The inspired black comedy that ensues on Jura provides the book’s most irresistible moments, as Ray encounters Molly, a brilliant, wisecracking, no-quarter-giving 17-year-old; Pitcairn, her “raging arsehole” father, who beats his daughter, seems instantly predisposed toward murdering Ray and appears to own the only truck on the island able to withstand the rocky drive to Barnhill; Mrs. Campbell, a prudish and unabashedly hypocritical innkeeper; Farkas, the strikingly hirsute owner and operator of the island’s whiskey distillery, who may or may not be a werewolf; and a host of other characters who periodically take up flasks and arms on moonlit nights to hunt Farkas, or whatever mysterious wolf-like creature is terrorizing the island’s livestock.

Ray proves mostly inept at staying sober enough to read the Orwell books he brought along, mitigating the hostility of his island hosts or managing the primitive, off-grid conditions at Barnhill. But the peculiar relationships Ray strikes up on the island, particularly with Farkas and Molly, are the soul of the book.
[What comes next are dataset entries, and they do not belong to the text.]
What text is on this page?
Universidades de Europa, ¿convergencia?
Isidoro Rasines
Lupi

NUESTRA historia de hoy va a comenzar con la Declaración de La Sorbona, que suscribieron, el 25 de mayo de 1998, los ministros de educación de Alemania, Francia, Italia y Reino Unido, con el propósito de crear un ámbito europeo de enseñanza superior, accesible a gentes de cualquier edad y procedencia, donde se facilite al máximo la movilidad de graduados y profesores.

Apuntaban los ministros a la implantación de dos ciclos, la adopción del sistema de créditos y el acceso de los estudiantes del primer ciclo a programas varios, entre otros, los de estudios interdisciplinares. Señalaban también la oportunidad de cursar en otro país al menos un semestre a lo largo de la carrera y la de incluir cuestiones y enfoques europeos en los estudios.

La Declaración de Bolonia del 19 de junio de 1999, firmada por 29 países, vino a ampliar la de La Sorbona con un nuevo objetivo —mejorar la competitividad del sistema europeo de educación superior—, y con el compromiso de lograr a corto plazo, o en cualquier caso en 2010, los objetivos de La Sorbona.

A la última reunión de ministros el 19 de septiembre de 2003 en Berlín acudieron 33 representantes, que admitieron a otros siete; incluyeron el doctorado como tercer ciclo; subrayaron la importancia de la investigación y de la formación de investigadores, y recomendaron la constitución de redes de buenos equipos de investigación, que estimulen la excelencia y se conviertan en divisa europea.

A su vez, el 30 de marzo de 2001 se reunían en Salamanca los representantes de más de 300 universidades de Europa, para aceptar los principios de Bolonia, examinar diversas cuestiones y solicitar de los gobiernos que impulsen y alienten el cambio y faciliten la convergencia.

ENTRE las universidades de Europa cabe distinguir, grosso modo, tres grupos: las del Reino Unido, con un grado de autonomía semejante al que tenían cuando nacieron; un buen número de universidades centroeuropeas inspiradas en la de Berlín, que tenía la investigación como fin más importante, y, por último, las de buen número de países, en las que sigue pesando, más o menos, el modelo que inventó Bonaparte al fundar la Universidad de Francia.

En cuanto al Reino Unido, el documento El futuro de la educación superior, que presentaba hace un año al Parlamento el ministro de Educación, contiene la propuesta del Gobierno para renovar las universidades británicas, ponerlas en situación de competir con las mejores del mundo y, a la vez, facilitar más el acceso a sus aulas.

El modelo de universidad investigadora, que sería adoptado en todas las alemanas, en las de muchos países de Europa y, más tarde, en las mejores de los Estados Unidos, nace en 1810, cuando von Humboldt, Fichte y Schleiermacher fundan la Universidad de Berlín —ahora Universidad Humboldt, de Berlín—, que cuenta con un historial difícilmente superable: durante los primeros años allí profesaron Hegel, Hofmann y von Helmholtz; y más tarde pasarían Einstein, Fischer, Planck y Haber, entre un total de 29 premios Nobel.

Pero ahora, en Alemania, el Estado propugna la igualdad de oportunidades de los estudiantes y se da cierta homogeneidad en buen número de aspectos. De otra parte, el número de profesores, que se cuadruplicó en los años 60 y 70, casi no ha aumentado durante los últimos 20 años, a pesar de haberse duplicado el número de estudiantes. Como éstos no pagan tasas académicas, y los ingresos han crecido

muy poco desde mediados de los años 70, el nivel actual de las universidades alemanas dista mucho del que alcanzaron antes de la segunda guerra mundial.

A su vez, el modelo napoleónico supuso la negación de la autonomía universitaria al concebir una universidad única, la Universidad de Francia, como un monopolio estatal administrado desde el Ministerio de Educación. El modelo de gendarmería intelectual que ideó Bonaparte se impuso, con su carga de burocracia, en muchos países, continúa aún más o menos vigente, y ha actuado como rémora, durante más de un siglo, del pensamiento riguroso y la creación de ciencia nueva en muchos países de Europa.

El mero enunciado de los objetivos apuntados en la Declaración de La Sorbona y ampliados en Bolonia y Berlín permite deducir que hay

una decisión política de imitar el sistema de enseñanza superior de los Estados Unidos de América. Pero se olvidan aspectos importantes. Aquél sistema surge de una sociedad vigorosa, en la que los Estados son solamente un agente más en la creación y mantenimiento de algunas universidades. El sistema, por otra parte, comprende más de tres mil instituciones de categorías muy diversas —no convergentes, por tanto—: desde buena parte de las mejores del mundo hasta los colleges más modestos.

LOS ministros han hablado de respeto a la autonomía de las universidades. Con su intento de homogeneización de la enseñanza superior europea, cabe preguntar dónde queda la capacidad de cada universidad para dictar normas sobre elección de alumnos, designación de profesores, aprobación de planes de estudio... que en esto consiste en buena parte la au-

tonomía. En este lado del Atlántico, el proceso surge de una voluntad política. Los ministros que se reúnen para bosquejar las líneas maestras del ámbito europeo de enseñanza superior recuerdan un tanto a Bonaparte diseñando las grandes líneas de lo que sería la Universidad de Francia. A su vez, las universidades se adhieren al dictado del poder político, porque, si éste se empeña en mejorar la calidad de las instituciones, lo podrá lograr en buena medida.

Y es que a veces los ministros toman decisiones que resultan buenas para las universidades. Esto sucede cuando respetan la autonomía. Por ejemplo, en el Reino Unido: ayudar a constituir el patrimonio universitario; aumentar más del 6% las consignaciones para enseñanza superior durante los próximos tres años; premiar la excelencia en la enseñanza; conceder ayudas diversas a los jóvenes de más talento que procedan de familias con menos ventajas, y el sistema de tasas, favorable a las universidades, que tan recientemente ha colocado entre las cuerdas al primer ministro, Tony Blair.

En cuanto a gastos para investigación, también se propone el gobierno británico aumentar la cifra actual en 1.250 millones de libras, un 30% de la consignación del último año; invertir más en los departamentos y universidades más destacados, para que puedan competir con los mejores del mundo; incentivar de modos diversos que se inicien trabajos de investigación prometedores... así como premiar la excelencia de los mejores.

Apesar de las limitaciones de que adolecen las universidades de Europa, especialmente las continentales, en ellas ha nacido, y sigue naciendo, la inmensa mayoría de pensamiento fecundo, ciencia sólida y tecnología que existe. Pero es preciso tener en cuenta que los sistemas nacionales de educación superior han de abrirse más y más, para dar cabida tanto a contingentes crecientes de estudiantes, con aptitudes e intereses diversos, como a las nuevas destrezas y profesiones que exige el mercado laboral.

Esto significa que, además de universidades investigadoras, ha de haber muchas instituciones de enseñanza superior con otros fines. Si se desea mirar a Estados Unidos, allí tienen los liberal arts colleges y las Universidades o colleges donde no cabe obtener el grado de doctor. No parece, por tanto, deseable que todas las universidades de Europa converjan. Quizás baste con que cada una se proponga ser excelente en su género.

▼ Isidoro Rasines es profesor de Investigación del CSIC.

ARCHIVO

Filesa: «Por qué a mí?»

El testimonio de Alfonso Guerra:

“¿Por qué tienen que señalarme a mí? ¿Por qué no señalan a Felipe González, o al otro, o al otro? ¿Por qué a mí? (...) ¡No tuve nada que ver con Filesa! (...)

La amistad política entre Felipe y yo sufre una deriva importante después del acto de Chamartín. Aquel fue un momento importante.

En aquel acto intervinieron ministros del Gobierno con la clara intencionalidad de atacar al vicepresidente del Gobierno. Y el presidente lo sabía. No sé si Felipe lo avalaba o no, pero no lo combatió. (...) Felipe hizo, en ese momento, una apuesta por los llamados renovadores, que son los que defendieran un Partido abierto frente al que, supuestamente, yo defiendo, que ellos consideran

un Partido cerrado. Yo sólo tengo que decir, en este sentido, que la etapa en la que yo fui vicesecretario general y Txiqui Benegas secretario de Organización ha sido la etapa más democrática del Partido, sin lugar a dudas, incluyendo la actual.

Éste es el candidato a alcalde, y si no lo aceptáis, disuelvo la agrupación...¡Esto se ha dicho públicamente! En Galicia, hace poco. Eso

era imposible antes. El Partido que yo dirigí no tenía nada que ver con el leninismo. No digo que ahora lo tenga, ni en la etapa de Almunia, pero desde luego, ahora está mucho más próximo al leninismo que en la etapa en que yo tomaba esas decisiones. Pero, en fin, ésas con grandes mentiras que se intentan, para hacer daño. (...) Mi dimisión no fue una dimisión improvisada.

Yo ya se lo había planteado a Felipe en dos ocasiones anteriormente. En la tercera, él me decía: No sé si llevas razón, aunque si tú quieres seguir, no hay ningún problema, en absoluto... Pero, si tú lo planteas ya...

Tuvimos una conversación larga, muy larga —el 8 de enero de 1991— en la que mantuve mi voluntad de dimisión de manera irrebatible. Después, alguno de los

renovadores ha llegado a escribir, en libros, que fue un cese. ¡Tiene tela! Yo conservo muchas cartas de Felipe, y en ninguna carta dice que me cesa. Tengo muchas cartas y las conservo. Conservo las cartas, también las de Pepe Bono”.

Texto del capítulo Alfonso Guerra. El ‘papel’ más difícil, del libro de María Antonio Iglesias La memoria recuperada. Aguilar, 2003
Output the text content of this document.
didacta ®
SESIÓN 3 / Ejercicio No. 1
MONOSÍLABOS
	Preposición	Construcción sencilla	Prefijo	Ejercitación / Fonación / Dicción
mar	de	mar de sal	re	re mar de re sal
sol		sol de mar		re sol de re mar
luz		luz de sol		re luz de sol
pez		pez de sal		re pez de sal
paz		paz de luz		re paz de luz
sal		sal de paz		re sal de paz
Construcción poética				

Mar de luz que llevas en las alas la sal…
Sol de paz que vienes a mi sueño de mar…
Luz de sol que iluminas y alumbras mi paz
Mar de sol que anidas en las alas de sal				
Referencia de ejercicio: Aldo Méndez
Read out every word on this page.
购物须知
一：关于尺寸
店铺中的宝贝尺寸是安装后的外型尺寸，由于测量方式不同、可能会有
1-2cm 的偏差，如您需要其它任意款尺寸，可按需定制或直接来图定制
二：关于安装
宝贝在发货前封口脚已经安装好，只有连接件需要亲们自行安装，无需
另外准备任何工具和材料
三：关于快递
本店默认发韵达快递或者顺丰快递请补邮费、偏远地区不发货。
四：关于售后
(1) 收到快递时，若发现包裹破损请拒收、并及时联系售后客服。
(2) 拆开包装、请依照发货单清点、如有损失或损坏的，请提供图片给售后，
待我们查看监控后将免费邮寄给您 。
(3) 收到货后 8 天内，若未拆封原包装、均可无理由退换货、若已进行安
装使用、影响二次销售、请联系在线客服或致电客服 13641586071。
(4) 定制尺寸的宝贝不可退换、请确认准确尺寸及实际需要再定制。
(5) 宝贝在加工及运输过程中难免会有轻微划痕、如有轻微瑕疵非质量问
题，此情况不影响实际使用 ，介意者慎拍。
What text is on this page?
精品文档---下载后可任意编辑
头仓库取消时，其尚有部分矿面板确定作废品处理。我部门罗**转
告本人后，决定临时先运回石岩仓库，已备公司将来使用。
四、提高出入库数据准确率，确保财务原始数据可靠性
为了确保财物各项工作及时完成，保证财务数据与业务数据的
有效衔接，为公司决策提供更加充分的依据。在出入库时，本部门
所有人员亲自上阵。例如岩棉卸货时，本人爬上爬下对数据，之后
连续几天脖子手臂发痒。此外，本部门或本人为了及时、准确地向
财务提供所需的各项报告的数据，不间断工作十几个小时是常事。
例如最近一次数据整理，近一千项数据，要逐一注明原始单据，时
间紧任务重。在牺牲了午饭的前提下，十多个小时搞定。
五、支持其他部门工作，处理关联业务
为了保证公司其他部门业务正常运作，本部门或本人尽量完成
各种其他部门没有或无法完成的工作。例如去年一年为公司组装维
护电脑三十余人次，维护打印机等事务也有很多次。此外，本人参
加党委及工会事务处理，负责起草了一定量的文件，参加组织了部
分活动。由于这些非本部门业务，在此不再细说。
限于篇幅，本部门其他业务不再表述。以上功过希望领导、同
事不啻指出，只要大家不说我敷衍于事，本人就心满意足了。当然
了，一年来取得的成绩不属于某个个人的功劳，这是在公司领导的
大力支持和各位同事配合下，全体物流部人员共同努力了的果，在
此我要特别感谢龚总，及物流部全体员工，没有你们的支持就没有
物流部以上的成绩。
They save Burning Down George Orwell’s House from ever surrendering to the wearying, neo-Orwellian, post-everything satire of, say, James Othmer’s The Futurist. In fact, Burning Down George Orwell’s House’s greatest strength may be Ervin’s success at keeping the “Orwellian” elements of the book in check. Nineteen Eighty-Four casts a long shadow over countless books—but not this one.

In Burning Down George Orwell’s House, Ervin has achieved something uniquely refreshing: a book that shows the taste and restraint to pay knowing, affectionate and humorous tribute to George Orwell without trying to prove him right—or to create some redundant simulacrum of his work. That’s no knock on other writers and pundits perceptive enough to identify unsettling echoes of Nineteen Eighty-Four in our contemporary society. But if Burning Down George Orwell’s House demonstrates one thing, it’s that some Orwellians are more equal (to the task) than others.